With the news that the US Department of Defense (DOD) has awarded Pall Corporation a firm contract action (not to exceed $4.9M) as part of efforts to increase the domestic industrial base capacity for ventilator filters, there is a clear reminder that the health consequences of the crisis are expected to endure. The contract will increase Pall’s production by a rate of 650k per month, from a prior level of 485k, starting from sixteen months post-award. The Department of Defense is therefore preparing for this demand to persist for a number of years.
Initial programs were orientated towards procurement and ramping up production. Actions such as use of the Defense Production Act were in order to rapidly respond to the unfolding crisis, while other programs simultaneously pursued procurements such as ventilator acquisitions from around the world. The issuing of contracts to increase critical component (for COVID-19 response) capacity for future production clearly represents a different response to the crisis, with the benefits evidently not to be seen in the short term.

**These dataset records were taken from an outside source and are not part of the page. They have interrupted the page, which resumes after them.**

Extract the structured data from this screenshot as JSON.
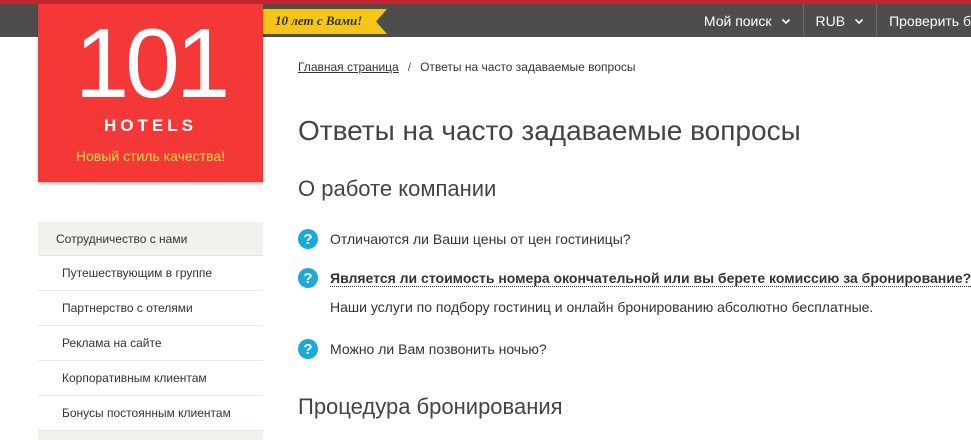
{
  "header": {
    "badge": "10 лет с Вами!",
    "nav": [
      {
        "label": "Мой поиск"
      },
      {
        "label": "RUB"
      },
      {
        "label": "Проверить б"
      }
    ]
  },
  "logo": {
    "digits": "101",
    "name": "HOTELS",
    "slogan": "Новый стиль качества!"
  },
  "sidebar": {
    "heading": "Сотрудничество с нами",
    "items": [
      {
        "label": "Путешествующим в группе"
      },
      {
        "label": "Партнерство с отелями"
      },
      {
        "label": "Реклама на сайте"
      },
      {
        "label": "Корпоративным клиентам"
      },
      {
        "label": "Бонусы постоянным клиентам"
      }
    ]
  },
  "breadcrumb": {
    "home": "Главная страница",
    "separator": "/",
    "current": "Ответы на часто задаваемые вопросы"
  },
  "main": {
    "title": "Ответы на часто задаваемые вопросы",
    "sections": [
      {
        "title": "О работе компании",
        "questions": [
          {
            "q": "Отличаются ли Ваши цены от цен гостиницы?"
          },
          {
            "q": "Является ли стоимость номера окончательной или вы берете комиссию за бронирование?",
            "answer": "Наши услуги по подбору гостиниц и онлайн бронированию абсолютно бесплатные."
          },
          {
            "q": "Можно ли Вам позвонить ночью?"
          }
        ]
      },
      {
        "title": "Процедура бронирования"
      }
    ],
    "q_glyph": "?"
  },
  "colors": {
    "topbar": "#4d4d4d",
    "accent_line": "#c4242f",
    "logo_bg": "#f43737",
    "slogan": "#ffd84a",
    "badge_bg": "#f5c518",
    "question_icon": "#1aa9d8"
  }
}
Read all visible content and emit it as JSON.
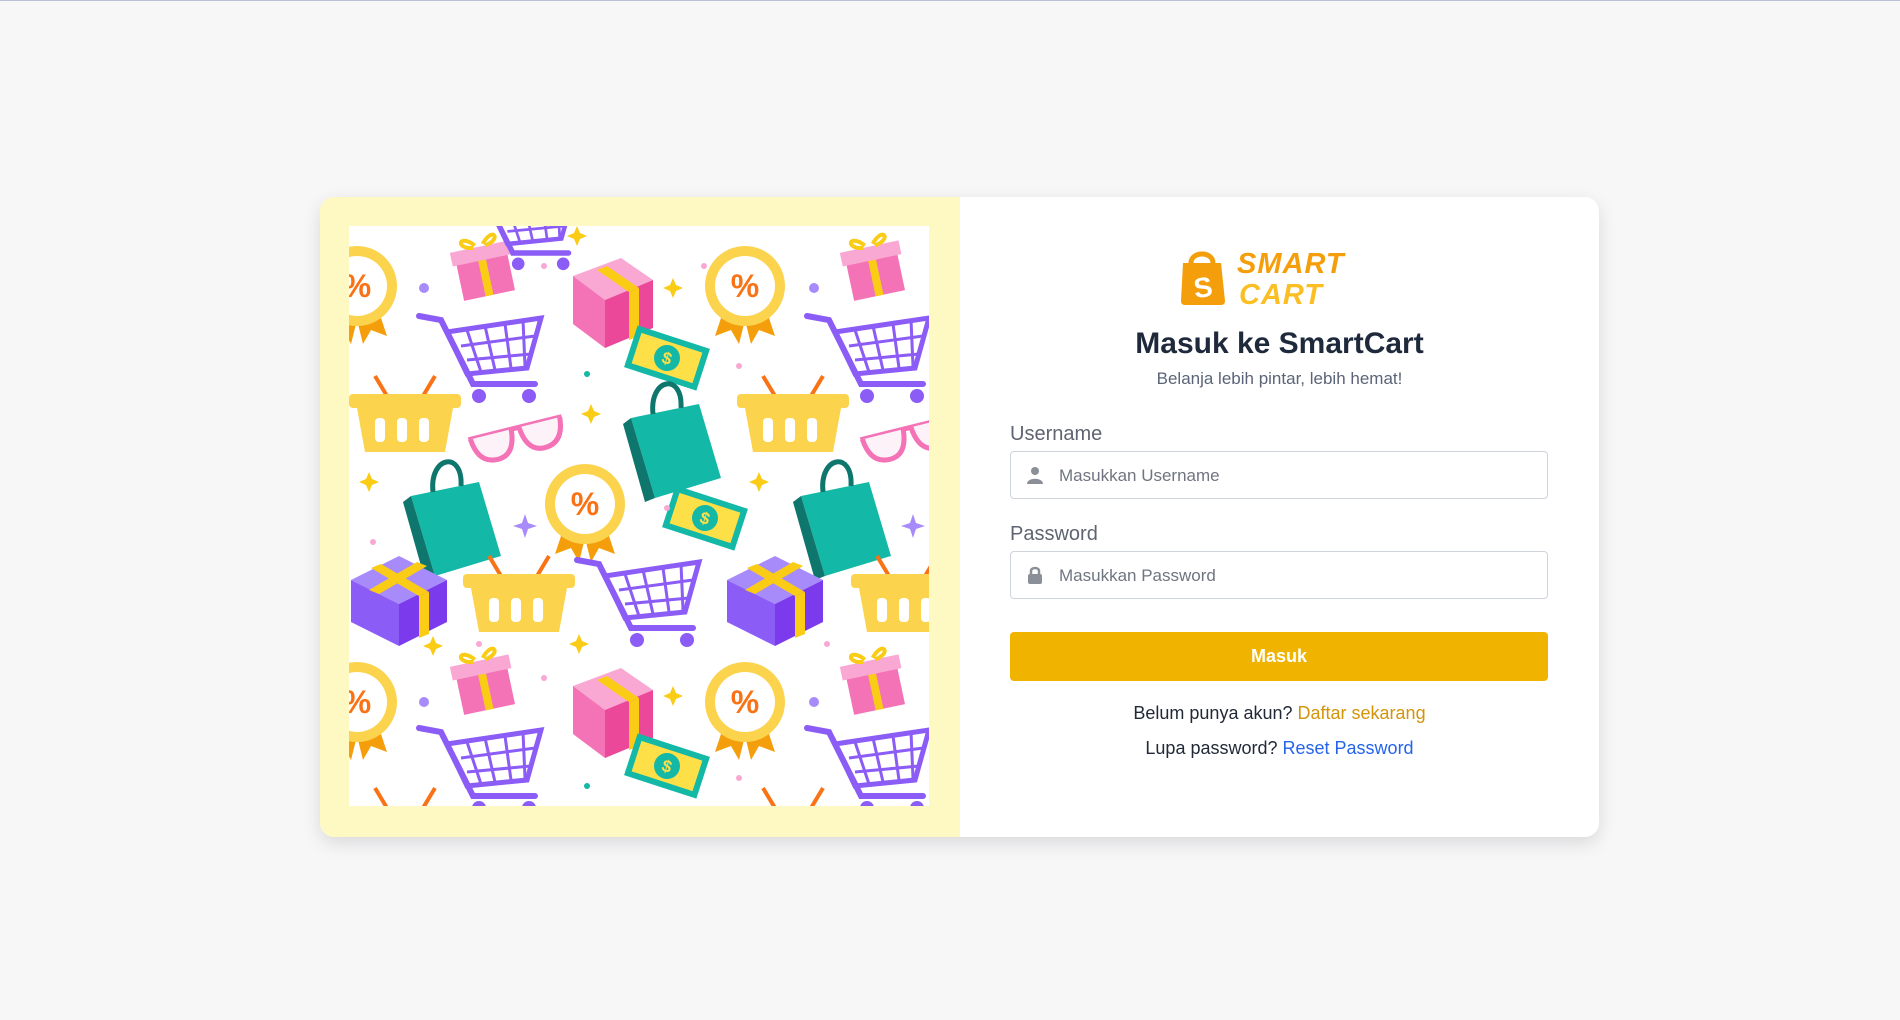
{
  "brand": {
    "logo_word_1": "SMART",
    "logo_word_2": "CART",
    "logo_badge": "S"
  },
  "login": {
    "title": "Masuk ke SmartCart",
    "subtitle": "Belanja lebih pintar, lebih hemat!",
    "username_label": "Username",
    "username_placeholder": "Masukkan Username",
    "username_value": "",
    "password_label": "Password",
    "password_placeholder": "Masukkan Password",
    "password_value": "",
    "submit_label": "Masuk",
    "register_prompt": "Belum punya akun?",
    "register_link": "Daftar sekarang",
    "forgot_prompt": "Lupa password?",
    "forgot_link": "Reset Password"
  },
  "illustration": {
    "description_icons": [
      "gift-icon",
      "shopping-cart-icon",
      "basket-icon",
      "shopping-bag-icon",
      "discount-badge-icon",
      "money-bill-icon",
      "glasses-icon",
      "sparkle-icon"
    ]
  },
  "colors": {
    "accent": "#f0b400",
    "left_panel_bg": "#fef9c3",
    "register_link": "#d4940a",
    "forgot_link": "#2563eb",
    "title": "#1e293b"
  }
}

Though funded by the CARES Act, the Air Force Life Cycle Management Center is the contracting party. A implication is that of the Department of Defense is engaging in long-term response preparation for the domestic health effects of the COVID-19 crisis. As we approach the point where the responses are no longer initial responses and reactions, we will now expect to see greater focus on general pandemic responses and long-term COVID-19 mitigation in defence and national security planning and funding. Increased domestic capacity is also driven by the current reliance on China, as seen in the Personal Protection Equipment (PPE) and ventilator procurement scrambles.
Whilst contracts for longer-term preparedness and increasing domestic capacity are indicative of the longevity of this crisis, the nature of such contracts points to a new recognition of the centrality of pandemic mitigation to national security and the necessity to fund future capacity.